Mais pour en revenir à Holy, ce connard n’a toujours pas fini de digérer la rancœur qu’il éprouve à Sinclair, pour cette histoire de blanchiment d’argent et tout ce qui a précédé. Derrière tout cela se cache également une espèce de jalousie à mon avis. Holy, depuis la présence de Sinclair dans sa vie, est comme qui dirait, sortie du cocon Tiger pour élargir son plan relationnel. Ainsi, aujourd’hui elle est proche d’Archie, avec qui elle partage le goût de la recherche scientifique, Maggy qui l’a plus que moi, prise pour une mère de substitution, et Jelissa qui la considère à présent comme la fille qu’elle aurait voulu avoir. Si on y ajoute ses nouvelles responsabilités de maman et d’épouse ––ou presque––, vous obtenez une Holy tellement débordée qu’elle s’est permise de demander à Dove et Lara de me tenir compagnie à moi. Faye doit se sentir délaissé, ils étaient inséparables à l’époque, avant que Sinclair n’entre dans sa vie, et ça aussi il n’arrive pas à lui pardonner.




–– Vas-y fais des affiches Faye, ironise Holy pince-sans-rire cette fois, puisque tu te crois si drôle. Mais oui maman, c’est mon ex et l’égérie de ma gamme de toilettage pour homme. Il y’en a qui devraient vraiment se trouver de vrais jobs au lieu de passer leur temps à casser du sucre sur le dos des autres.




Faye a le culot d’en rire. Cinq ans qu’il ne fout rien, et ça passe comme une lettre dans la poste dans la famille. Avec ça, impossible de tordre la boucle pour douter de ma parole, y’en a qui ont des privilèges dans cette famille, et je n’en fais définitivement pas partie.




–– Je t’en prie sœurette, recrute-moi. Surtout pas d’offense, la vérité elle est là. Tu as peur des mots ou quoi ?




–– Ferme ta… bouche Faye. Quand ça me concerne, tu fermes ta gueule négro. Personne ne t’a sonné que je sache.




–– Holy c’est bon, voudrait chuchoter Sinclair, mais trop en colère, sa voix se fait audible.




Cette dernière lui obéit à la seconde, ce qui le fait enrager.




–– Dis plutôt, quand ça nous concerne sœurette, on sait tous que tu as perdue toute volonté propre depuis qu’il t’est venu des envies d’être la femme de quelqu’un.




Ouh ! ai-je envie de psalmodier suite à cette pique. Elle a enfin trouvé le chemin des oreilles de la concernée, après avoir été la vedette de plusieurs conversations sous capes entre nous. Parce que Faye n’est pas le seul à l’avoir remarqué, cette tendance qu’a Holy de réduire désormais son monde à Sinclair. C’était mignon au départ, mais à un moment il faut reprendre le contrôle.
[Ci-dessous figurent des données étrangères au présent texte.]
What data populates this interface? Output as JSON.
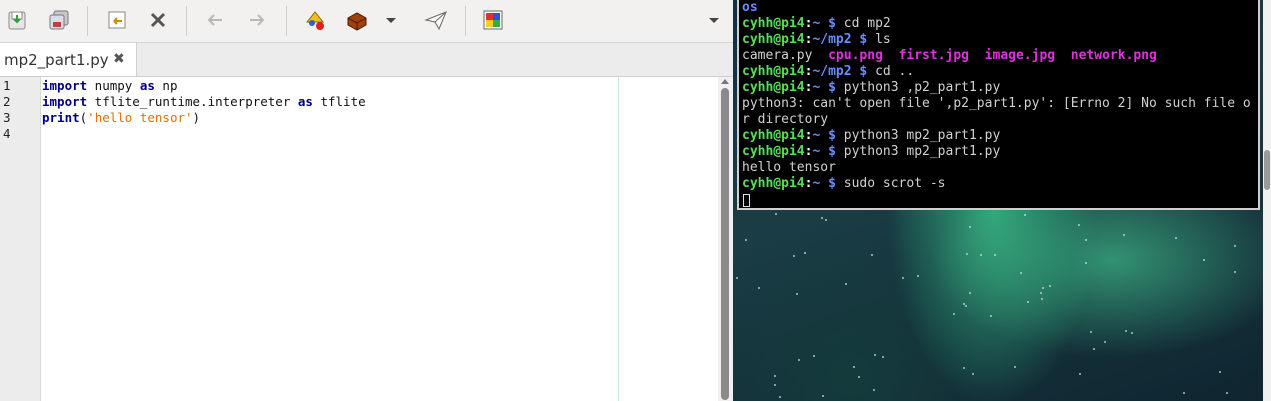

Mais ça ce n’est certainement pas pour aujourd’hui, car même si elle n’élève pas voix et casse rien comme avant, il y a suffisamment de violence dans ses propos pour faire perdre l’envie au plus féroce du coin d’essayer de la raisonner.




–– Tu n’es qu’un branleur Faye, et tu ne fous que de la merde. Tu sais quoi ? Rendre ta démission a été la meilleure décision de ta vie. Je m’en sors mille fois mieux sans toi et aujourd’hui je comprends pourquoi. Alors fini ce que tu as commencé, dégage, disparaît de ma vue.




Faye l’a cherché, mais Holy y est allée un peu fort sur ce coup-là. Un silence d’outre-tombe s’empare de la pièce, illustre beaucoup mieux mon propos que le départ précipité de mon cousin de la table, et la tremblote qui s’est emparée de son corps en mouvement.


Eh oui, voilà le deuxième superpouvoir de ma sœur, ses contrattaques mortelles. Je la compare très souvent à un bouclier répulsif. Elle sait prendre sur elle, cependant lorsque sonne l’heure du retour de flammes… aïe, aïe, aïe, il faut s’attendre au pire, tant sa venimosité et sa franchise reposent sur la même pièce. Un peu comme le fait qu’elle soit rancunière et dévouée à la fois. Elle est bourrée de contradictions, voilà ce qui fait d’elle une personne imprévisible, et quelqu’un de si intéressant aussi, contrairement à moi.




–– Ma championne, se gausse soudain Dwight, spécialiste aussi dans l’art de jeter de l’huile sur le feu, que dans celui d’attirer l’attention sur lui. Tu t’y frottes, tu t’y piques.




Bon d’accord, cette fois c’était plus pour détendre l’atmosphère, même si le résultat reste le même : Il a désormais toutes attentions sur lui. Ça a longtemps été un sujet de discorde en lui et Holy d’ailleurs.




–– C’était méchant, réplique Lara, plus affectivement impliquée, d’après elle. En tout cas, vous avez définition particulière de l’amour dans cette famille, c’est le moins qu’on puisse dire.




Déjà qu’elle m’en a foutu à la gueule tout à l’heure dans ma chambre, cette remarque-là, je la prends personnellement à mon compte, juste pour la forme. Peut-être pour qu’on remarque enfin ma présence aussi.




–– Tu devrais lui mettre une laisse à ton mec plutôt Lara. Ça nous évitera des déjeuners aussi pourris à l’avenir. Franchement, on ne lui a rien demandé.




Mais c’était sans compter sur le fait que, selon certains, je suis une personale non grata dans le coin. Un regard désertique me brûle aussitôt, beaucoup plus vite que les paroles haineuses qui les suivent.




–– Il était déjà pourri. Tu es là.




Choquée ? Très, pourtant je ne me laisse pas abattre et rebondi aussi vite sur mes pattes qu’un chat en danger. Sans surprise, j’opte pour le dégoût comme première offensive.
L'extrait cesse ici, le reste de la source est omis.